Most of the hybrid corn planted today carries traits for resistance to not only herbicides but also to insects such as CRW. Roughly 75% of the volunteer corn plants from a CRW-resistant hybrid can be expected to carry the Bt-CRW trait. This poses a challenge in the management of CRW and in the management of resistance to Bt-CRW traits.
Performance issues in Bt-CRW corn were first reported in MN in 2009, but the scope and intensity of complaints increased markedly in 2012. To date, these performance issues are confined to the western corn rootworm (WCRW). Significant Bt-CRW control issues with the more common northern corn rootworm (NCRW) have not been documented. Fortunately, the WCRW variant that lays eggs in soybeans has not been documented in Minnesota. Additionally, unlike NCRW, the WCRW does not exhibit significant extended diapause (egg hatch is delayed for one or more years).

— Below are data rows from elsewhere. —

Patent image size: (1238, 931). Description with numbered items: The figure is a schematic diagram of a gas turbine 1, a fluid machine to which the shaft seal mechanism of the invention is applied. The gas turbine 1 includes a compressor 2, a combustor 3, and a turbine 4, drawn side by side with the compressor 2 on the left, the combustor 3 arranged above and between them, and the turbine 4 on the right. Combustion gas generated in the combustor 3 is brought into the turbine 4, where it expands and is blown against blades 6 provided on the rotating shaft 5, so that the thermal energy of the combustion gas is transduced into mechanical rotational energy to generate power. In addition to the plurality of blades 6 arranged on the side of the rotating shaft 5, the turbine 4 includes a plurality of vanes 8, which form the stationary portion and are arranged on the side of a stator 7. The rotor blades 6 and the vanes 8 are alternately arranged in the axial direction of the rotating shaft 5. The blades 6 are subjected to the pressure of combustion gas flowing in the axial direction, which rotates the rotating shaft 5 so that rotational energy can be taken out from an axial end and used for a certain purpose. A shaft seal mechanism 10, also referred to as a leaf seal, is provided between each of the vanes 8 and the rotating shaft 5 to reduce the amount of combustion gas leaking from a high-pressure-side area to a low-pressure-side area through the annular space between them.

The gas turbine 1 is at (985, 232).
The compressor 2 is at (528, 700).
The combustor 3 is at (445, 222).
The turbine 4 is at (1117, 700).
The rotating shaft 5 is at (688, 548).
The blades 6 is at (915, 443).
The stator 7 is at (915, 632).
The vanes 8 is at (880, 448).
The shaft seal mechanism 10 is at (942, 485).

While small CRW larvae may survive on the roots of seedling corn and some grassy weeds, the larvae require nodal corn roots to complete development. This is a key reason why rotating to a non-host crop such as soybean is the most effective CRW management option in fields with Bt-CRW performance issues.
Crop rotation, however, is only successful in managing CRW when volunteer corn populations are minimized the following year. In soybean, volunteer corn nullifies the benefit of crop rotation in CRW management. Larvae are able to feed and mature, and late- pollinating volunteer corn is very attractive as a feeding and egg-laying site for CRW beetles. As a result, the presence of volunteer corn in soybean creates the potential for CRW problems in the field the following year.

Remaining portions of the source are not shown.